Dataset for: A Data-driven Approach to Detecting Change Points in Linear Regression Models
datasetposted on 01.08.2019 by Vyacheslav Lyubchich, Tatiana V. Lebedeva, Jeremy M. Testa
Datasets usually provide raw data for analysis. This raw data often comes in spreadsheet form, but can be any collection of data, on which analysis can be performed.
Change points appear in various types of environmental data---from univariate time series to multivariate data structures---and need to be accounted for in proper analysis and inference. The analysis of change points is challenging when no exact information about their number and locations is available, and statistical tests developed under such conditions often have low power identifying the change points.
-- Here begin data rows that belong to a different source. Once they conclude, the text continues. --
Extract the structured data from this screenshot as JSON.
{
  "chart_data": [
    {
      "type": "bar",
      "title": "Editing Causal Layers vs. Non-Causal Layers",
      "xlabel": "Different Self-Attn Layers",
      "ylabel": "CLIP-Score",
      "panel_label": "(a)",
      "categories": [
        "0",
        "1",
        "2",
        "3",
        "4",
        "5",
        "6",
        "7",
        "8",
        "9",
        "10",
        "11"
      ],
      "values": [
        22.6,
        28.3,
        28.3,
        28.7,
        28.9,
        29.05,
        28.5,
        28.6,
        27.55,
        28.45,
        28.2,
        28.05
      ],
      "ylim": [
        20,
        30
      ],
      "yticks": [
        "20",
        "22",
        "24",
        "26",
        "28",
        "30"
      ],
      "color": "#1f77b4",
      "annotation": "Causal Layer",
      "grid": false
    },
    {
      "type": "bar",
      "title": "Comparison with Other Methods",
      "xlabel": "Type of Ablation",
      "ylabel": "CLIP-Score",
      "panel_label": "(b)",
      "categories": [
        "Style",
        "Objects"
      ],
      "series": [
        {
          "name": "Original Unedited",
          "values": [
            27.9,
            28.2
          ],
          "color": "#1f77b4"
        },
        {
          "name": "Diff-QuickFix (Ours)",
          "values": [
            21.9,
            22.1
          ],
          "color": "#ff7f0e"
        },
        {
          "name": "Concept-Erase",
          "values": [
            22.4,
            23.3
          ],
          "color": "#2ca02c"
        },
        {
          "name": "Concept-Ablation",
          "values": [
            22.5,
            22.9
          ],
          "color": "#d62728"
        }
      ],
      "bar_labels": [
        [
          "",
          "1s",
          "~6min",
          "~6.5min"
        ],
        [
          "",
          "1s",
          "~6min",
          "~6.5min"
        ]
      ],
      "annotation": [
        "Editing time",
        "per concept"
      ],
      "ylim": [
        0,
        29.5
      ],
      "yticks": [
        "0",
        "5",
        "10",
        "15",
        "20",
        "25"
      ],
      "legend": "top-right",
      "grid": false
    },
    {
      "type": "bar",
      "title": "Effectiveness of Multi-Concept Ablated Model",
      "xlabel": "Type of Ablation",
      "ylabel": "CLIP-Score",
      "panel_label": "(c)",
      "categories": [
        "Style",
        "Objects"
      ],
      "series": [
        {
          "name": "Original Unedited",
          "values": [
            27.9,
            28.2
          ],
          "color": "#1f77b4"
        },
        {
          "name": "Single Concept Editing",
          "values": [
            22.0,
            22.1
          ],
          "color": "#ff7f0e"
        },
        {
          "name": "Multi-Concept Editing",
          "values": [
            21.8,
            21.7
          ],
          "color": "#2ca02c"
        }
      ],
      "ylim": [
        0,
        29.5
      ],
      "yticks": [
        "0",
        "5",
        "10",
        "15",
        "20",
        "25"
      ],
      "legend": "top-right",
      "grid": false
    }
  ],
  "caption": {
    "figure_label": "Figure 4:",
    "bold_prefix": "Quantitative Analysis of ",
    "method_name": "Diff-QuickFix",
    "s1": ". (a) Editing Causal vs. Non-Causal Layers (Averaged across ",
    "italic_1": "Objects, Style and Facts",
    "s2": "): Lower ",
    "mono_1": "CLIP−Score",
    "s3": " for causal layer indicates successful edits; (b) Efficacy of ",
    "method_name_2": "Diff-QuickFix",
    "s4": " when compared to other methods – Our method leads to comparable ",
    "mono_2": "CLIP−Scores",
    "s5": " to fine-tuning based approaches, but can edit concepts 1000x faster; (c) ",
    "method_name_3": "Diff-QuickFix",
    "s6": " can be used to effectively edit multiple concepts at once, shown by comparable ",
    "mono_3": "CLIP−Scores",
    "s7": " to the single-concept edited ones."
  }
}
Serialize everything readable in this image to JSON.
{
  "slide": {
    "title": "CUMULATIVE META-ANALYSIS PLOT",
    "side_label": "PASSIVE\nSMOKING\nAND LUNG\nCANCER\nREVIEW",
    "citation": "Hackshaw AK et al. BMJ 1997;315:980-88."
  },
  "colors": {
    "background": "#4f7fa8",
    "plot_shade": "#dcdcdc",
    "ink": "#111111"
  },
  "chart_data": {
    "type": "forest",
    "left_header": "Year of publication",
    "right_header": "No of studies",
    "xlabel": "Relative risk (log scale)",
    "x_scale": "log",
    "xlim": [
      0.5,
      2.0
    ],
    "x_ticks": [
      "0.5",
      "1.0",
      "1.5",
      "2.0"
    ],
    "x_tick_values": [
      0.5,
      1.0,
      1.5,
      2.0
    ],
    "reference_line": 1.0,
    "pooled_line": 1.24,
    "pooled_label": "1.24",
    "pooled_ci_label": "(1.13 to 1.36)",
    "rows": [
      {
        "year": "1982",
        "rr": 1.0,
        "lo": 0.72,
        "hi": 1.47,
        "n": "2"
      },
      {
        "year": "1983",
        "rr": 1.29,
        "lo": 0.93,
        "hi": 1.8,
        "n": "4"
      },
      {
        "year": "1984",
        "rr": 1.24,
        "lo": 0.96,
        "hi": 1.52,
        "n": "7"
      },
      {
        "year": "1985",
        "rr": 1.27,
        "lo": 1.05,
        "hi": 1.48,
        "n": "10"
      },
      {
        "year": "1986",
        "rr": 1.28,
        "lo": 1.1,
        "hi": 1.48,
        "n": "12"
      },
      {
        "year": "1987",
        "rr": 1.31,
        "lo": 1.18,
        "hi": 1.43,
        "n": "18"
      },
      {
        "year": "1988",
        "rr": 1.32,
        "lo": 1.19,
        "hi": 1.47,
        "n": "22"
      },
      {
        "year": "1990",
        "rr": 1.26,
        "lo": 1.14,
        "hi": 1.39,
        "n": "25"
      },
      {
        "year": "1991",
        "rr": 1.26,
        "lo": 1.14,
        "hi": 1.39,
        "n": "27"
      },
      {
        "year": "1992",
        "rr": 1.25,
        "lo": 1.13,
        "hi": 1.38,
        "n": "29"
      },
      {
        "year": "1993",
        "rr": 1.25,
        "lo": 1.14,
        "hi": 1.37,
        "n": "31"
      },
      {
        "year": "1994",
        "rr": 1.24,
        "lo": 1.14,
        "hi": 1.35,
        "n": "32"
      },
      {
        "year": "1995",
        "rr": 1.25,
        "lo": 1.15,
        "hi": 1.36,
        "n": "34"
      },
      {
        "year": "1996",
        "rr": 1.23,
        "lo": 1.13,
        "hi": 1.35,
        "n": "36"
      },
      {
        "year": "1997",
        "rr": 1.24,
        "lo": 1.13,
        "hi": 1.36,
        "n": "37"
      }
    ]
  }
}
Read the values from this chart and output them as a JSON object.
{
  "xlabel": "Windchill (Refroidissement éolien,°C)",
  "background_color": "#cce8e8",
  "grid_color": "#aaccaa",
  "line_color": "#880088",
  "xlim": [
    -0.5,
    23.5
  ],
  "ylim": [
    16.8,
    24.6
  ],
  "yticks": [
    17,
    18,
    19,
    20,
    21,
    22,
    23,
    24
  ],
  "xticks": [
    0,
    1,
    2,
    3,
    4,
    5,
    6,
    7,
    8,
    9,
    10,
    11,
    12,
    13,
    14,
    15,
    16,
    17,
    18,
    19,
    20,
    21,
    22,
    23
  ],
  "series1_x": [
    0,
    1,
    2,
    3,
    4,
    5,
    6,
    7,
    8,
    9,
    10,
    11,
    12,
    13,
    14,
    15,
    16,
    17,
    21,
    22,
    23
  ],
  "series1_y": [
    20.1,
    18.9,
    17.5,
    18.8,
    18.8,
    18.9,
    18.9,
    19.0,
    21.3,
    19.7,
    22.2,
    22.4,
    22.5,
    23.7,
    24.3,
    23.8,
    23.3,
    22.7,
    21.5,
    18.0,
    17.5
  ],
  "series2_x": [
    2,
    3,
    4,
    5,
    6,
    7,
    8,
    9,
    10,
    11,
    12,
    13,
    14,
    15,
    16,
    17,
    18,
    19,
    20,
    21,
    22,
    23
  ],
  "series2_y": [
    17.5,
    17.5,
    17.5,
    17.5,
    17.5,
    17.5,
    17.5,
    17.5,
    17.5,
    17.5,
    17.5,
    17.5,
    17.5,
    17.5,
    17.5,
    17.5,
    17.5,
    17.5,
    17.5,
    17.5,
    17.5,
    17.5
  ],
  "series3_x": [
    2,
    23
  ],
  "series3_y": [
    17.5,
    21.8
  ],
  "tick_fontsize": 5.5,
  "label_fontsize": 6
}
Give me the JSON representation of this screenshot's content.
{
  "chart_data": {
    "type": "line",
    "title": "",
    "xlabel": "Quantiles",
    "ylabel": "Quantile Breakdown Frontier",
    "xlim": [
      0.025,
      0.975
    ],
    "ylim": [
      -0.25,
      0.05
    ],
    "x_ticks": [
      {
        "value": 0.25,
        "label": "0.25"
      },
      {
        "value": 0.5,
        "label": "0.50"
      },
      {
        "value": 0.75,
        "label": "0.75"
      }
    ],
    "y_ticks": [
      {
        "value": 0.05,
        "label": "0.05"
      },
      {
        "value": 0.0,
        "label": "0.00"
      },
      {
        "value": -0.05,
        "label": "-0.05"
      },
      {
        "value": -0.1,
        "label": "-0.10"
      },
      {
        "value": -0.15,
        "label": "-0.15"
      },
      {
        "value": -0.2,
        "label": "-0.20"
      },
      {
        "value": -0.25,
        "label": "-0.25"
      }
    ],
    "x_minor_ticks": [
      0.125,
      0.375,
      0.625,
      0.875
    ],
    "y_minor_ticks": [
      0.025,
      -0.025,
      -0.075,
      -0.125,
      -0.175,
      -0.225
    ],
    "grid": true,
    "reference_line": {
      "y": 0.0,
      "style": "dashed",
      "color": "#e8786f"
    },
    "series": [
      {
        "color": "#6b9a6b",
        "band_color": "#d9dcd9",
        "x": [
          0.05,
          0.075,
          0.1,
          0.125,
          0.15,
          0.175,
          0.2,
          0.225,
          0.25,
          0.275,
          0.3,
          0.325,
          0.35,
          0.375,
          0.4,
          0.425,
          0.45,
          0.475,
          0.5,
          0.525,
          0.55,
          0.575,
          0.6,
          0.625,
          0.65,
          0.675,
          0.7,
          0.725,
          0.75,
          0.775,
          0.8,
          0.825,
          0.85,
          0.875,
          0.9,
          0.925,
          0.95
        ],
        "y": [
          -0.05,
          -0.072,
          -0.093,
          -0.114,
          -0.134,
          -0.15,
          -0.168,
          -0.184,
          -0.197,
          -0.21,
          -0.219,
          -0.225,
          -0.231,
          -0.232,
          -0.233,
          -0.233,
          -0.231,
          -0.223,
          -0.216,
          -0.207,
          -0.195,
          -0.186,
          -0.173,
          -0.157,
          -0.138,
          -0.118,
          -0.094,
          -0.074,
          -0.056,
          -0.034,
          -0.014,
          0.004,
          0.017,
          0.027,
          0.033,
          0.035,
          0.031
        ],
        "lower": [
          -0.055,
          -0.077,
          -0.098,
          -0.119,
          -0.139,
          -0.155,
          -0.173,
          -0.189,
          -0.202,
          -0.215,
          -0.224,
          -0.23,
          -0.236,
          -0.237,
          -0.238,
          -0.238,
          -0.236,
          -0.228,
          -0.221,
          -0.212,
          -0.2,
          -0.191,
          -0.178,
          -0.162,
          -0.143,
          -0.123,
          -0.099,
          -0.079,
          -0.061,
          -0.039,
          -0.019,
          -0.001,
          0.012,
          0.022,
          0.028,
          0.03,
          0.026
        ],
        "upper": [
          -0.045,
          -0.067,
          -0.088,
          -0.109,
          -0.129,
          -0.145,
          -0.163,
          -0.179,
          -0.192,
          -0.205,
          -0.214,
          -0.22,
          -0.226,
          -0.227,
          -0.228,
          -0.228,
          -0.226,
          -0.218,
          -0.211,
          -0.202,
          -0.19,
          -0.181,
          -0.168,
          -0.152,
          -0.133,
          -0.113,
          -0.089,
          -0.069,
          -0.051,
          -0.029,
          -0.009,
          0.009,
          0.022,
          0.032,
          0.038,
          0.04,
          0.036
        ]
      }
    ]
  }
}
This paper provides a powerful, data-driven procedure for detecting at-most-$m$ change points in linear regression models by adapting a sieve bootstrap approach for a modified cumulative sum statistic. The new procedure does not assume a particular dependence structure nor a particular distribution of regression residuals. It employs a data-driven selection of the order of an autoregressive model and a robust estimation of the model coefficients. Our simulation studies show a competitive performance of the new bootstrap-based procedure compared with its asymptotic counterpart. We apply the new testing procedure to address an important environmental problem in Chesapeake Bay---severe oxygen depletion---and detect two change points in the relationship between the volume of low-oxygen waters and nutrient inputs to the bay during 1985--2017.